Professors Sylvain Baillet and Matt Kinsella have won the first Biomedical Engineering Collaborative Research Project competition held by McGill’s Department of Biomedical Engineering, for their project titled “Millisecond in vivo imaging of nanoparticle circulation and uptake in brain cancer therapy.” They have been awarded a research grant of $15,000 as a result.

“This grant will allow Dr.
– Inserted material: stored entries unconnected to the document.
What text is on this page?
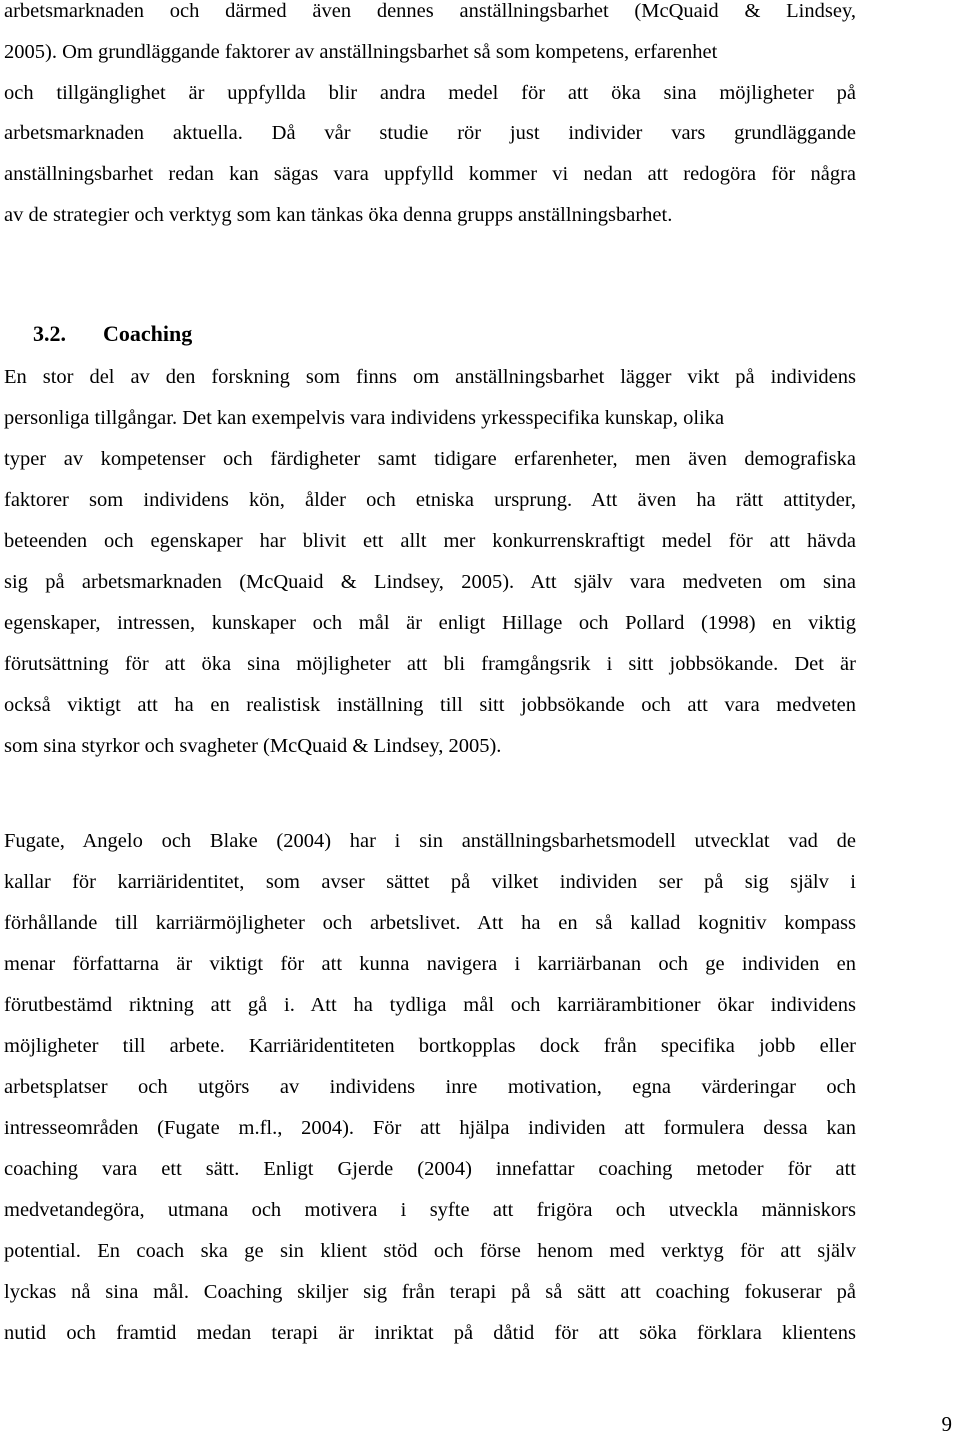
arbetsmarknaden och därmed även dennes anställningsbarhet (McQuaid & Lindsey,
2005). Om grundläggande faktorer av anställningsbarhet så som kompetens, erfarenhet
och tillgänglighet är uppfyllda blir andra medel för att öka sina möjligheter på
arbetsmarknaden aktuella. Då vår studie rör just individer vars grundläggande
anställningsbarhet redan kan sägas vara uppfylld kommer vi nedan att redogöra för några
av de strategier och verktyg som kan tänkas öka denna grupps anställningsbarhet.
3.2. Coaching
En stor del av den forskning som finns om anställningsbarhet lägger vikt på individens
personliga tillgångar. Det kan exempelvis vara individens yrkesspecifika kunskap, olika
typer av kompetenser och färdigheter samt tidigare erfarenheter, men även demografiska
faktorer som individens kön, ålder och etniska ursprung. Att även ha rätt attityder,
beteenden och egenskaper har blivit ett allt mer konkurrenskraftigt medel för att hävda
sig på arbetsmarknaden (McQuaid & Lindsey, 2005). Att själv vara medveten om sina
egenskaper, intressen, kunskaper och mål är enligt Hillage och Pollard (1998) en viktig
förutsättning för att öka sina möjligheter att bli framgångsrik i sitt jobbsökande. Det är
också viktigt att ha en realistisk inställning till sitt jobbsökande och att vara medveten
som sina styrkor och svagheter (McQuaid & Lindsey, 2005).
Fugate, Angelo och Blake (2004) har i sin anställningsbarhetsmodell utvecklat vad de
kallar för karriäridentitet, som avser sättet på vilket individen ser på sig själv i
förhållande till karriärmöjligheter och arbetslivet. Att ha en så kallad kognitiv kompass
menar författarna är viktigt för att kunna navigera i karriärbanan och ge individen en
förutbestämd riktning att gå i. Att ha tydliga mål och karriärambitioner ökar individens
möjligheter till arbete. Karriäridentiteten bortkopplas dock från specifika jobb eller
arbetsplatser och utgörs av individens inre motivation, egna värderingar och
intresseområden (Fugate m.fl., 2004). För att hjälpa individen att formulera dessa kan
coaching vara ett sätt. Enligt Gjerde (2004) innefattar coaching metoder för att
medvetandegöra, utmana och motivera i syfte att frigöra och utveckla människors
potential. En coach ska ge sin klient stöd och förse henom med verktyg för att själv
lyckas nå sina mål. Coaching skiljer sig från terapi på så sätt att coaching fokuserar på
nutid och framtid medan terapi är inriktat på dåtid för att söka förklara klientens
9
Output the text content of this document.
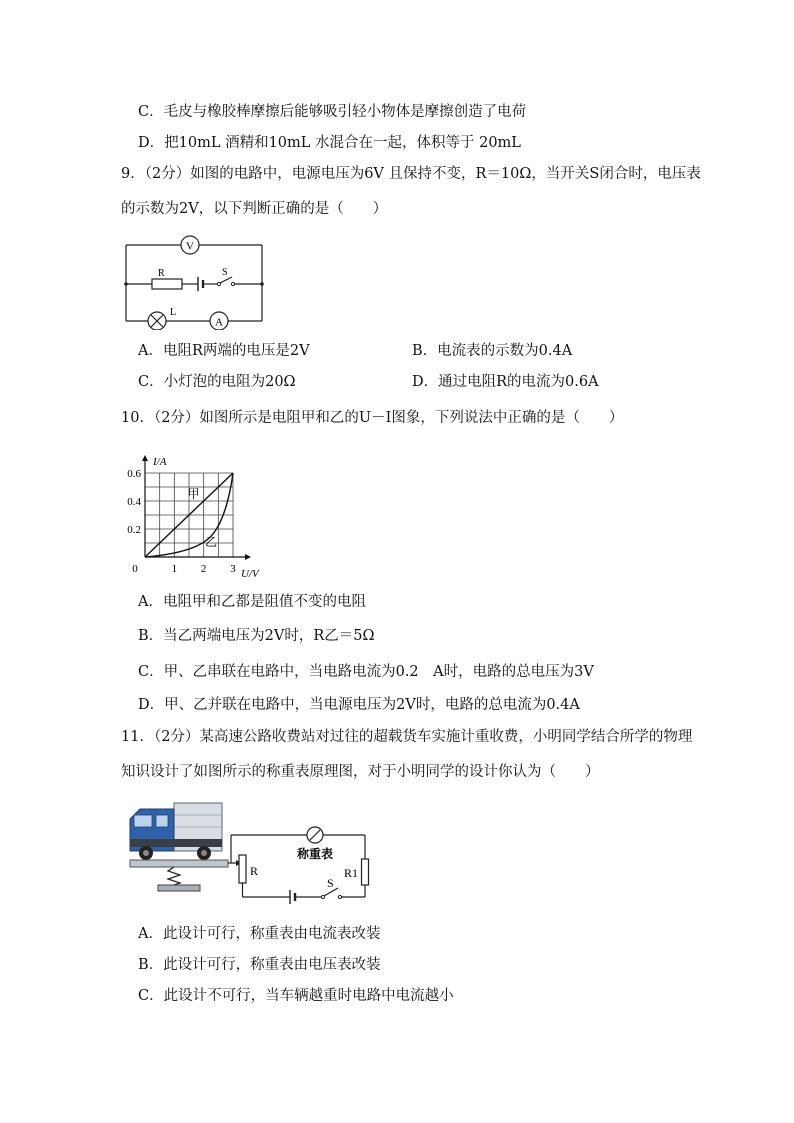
C．毛皮与橡胶棒摩擦后能够吸引轻小物体是摩擦创造了电荷
D．把10mL 酒精和10mL 水混合在一起，体积等于 20mL
9．（2分）如图的电路中，电源电压为6V 且保持不变，R＝10Ω，当开关S闭合时，电压表
的示数为2V，以下判断正确的是（　　）
V
R	S
L
A
A．电阻R两端的电压是2V	B．电流表的示数为0.4A
C．小灯泡的电阻为20Ω	D．通过电阻R的电流为0.6A
10．（2分）如图所示是电阻甲和乙的U－I图象，下列说法中正确的是（　　）
0	1 2 3
0.2
0.4
0.6
U/V
I/A
甲
乙
A．电阻甲和乙都是阻值不变的电阻
B．当乙两端电压为2V时，R乙＝5Ω
C．甲、乙串联在电路中，当电路电流为0.2　A时，电路的总电压为3V
D．甲、乙并联在电路中，当电源电压为2V时，电路的总电流为0.4A
11．（2分）某高速公路收费站对过往的超载货车实施计重收费，小明同学结合所学的物理
知识设计了如图所示的称重表原理图，对于小明同学的设计你认为（　　）
R
S
R1
称重表
A．此设计可行，称重表由电流表改装
B．此设计可行，称重表由电压表改装
C．此设计不可行，当车辆越重时电路中电流越小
Baillet and myself to collect preliminary data in an exciting new area of research using engineered nanomaterials to be utilized as contrast dyes in magnetoencephalography (MEG) imaging,” says Professor Kinsella, who is Associate member of Biomedical Engineering and Associate member of Materials Engineering and is an expert in the area of magnetic nanomaterials and nanoparticle contrast media for functional and anatomical imaging. “We believe that this could translate into several future clinical applications in neurological diagnostic imaging.”

Magnetic nanoparticles have been investigated for a broad range of clinical and diagnostic applications including immunoassays, targeted drug delivery, magnetic resonance imaging (MRI) contrast agents, and magnetic hyperthermia. Specific targeting of tumours using ligands on the nanoparticle surface has been recently demonstrated, for a number of cancer types. The molecular signature of tumors can provide a route to deliver contrast enhancing agents in a site-specific manner.  This project proposes to develop a new non-invasive technique to image dynamically at the millisecond scale, the targeting of neurological cancer sites, using a ferromagnetic nanoparticle labeled with targeting peptide, or protein, specific to the tumour type.
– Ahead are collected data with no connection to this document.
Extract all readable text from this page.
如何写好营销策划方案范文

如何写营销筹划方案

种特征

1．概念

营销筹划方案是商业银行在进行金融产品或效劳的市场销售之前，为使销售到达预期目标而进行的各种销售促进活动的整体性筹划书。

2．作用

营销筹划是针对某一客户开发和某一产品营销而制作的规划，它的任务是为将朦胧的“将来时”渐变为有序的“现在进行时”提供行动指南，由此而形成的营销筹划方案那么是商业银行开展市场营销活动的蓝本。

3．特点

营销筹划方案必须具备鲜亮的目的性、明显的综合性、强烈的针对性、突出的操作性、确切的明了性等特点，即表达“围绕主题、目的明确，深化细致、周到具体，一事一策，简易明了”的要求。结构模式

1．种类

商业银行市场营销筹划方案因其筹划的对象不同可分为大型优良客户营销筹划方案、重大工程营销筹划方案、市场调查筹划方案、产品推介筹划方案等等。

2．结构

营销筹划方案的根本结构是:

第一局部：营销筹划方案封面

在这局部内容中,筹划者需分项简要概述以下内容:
“This is a high-risk research project and we are grateful the Biomedical Engineering Department is giving us the opportunity to explore these unchartered territories,” says Dr. Baillet, an expert in the development of new methods for brain imaging who is Professor of Neurology and Neurosurgery associated with the Department of Biomedical Engineering, is the founding Director of the Montreal Neurological Institute’s MEG program, and is the present acting Director of the McConnell Brain Imaging Centre.  “This collaboration with Matt has true potential to open a completely new field of utilization of MEG scanners in cancer research, with transfer to therapy.”

To track the flow and targeting of nanoparticle delivery in the bloodstream,  MEG source imaging techniques developed in the Baillet lab will be used, in coordination with Kinsella’s group’s expertise in nanoparticle production and testing.

MEG is a non-invasive imaging modality typically used for mapping brain electrical currents at the sub-millisecond time scale. MEG measures magnetic fields in the femto-Tesla range. Very preliminary tests performed by Kinsella and Baillet have shown that the instrument is sensitive enough to detect the magnetic field perturbations created by the movement of typical concentrations of nanoparticles in water.

Congratulations Professor Baillet and Professor Kinsella!